Copyright 2010 by Gary L. Pullman
In popular fiction, including horror, it is to the writer’s advantage to make his or her villains despicable so that readers will despise them. In other words, it behooves writers to vilify their villains.
Normally, this feat is accomplished fairly easily. One need only show the antagonist, monster or otherwise, do something that is so utterly atrocious that readers refuse to sympathize with him, her, or it.
As human beings, we want to sympathize with others. We would prefer to like them, but, if we are unable to do so, we would, at least, like to understand them, for understanding others, even those who are cruel and evil, humanizes them.
That which is inhuman is more than merely frightening; he, she, or it is terrifying, largely because he, she, or it is altogether alien. What is totally strange and unknown is also unpredictable, and the unpredictable is terrifying.
Some deeds, by their very nature, put those who do them in the Totally Other, or Alien, category. We cannot sympathize with them, and we refuse to identify with them; they are inhuman. They are monsters. Their despicable deeds make them so.
Genres other than horror also sometimes make their antagonists inhuman and, therefore, monstrous. The Western Tombstone begins by depicting a band of outlaws’ slaughter of a wedding party, including the bride and groom--and the priest who was to marry them. From the outset, audience members regard them as fiends in human form and are rooting for Wyatt Earp to destroy them.
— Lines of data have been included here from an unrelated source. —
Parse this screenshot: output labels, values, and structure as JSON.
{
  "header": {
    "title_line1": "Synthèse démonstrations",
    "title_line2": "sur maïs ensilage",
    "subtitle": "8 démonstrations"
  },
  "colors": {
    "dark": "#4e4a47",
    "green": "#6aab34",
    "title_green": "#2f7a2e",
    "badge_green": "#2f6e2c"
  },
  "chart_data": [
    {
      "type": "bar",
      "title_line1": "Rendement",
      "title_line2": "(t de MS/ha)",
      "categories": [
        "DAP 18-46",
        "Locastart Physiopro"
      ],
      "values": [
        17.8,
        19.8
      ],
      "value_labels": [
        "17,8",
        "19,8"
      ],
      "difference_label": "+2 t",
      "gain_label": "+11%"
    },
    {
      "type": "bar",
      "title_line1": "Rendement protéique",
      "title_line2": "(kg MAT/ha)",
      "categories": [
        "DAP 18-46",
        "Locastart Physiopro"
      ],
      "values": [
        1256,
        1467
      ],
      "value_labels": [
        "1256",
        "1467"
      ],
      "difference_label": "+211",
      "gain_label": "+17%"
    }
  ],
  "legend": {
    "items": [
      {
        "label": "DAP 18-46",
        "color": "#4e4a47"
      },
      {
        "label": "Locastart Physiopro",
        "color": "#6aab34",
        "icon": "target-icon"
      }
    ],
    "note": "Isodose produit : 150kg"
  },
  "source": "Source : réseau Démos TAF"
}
Usually, stalking, harming, and, especially, killing an innocent, such as a faithful canine or feline companion or, worse, a child will automatically put the perpetrator of such a crime on the readers’ most wanted list. Stephen King adopts this tactic in many of his novels; IT and Desperation are good examples. William Peter Blatty’s The Exorcist is another.
The brutal beating or rape of a woman also suffices to render a villain beyond contempt. King employs this stratagem in Rose Madder, and Dean Koontz favors it in many of his novels. Likewise, in the Clint Eastwood film Sudden Impact, even Dirty Harry lets the killer of her sister’s rapists off the hook when she takes the rapists to task with a bullet to the groin, followed by a second to the brain.
Vilifying the villain has another benefit for writers, too. After an antagonist’s inhuman deeds has rendered him, her, or it monstrous, readers will support virtually anything the hero or heroine does to the villain, including torture, for such a fiend, they will believe, deserves whatever befalls him, her, or it. Some deeds bring not only retribution, but also vengeance with a vengeance, so to speak. Think of Hitler. What punishment would have been too harsh in repayment for the horrors he inflicted upon millions? Or Ted Bundy. Was electrocution too light a penalty for what he did to all the women he tormented and killed?
Vilifying the villain allows writers to up the intensity of the action and, when payday finally comes, the price that he, she, or it is forced to pay at the hands of the protagonist-become-avenger.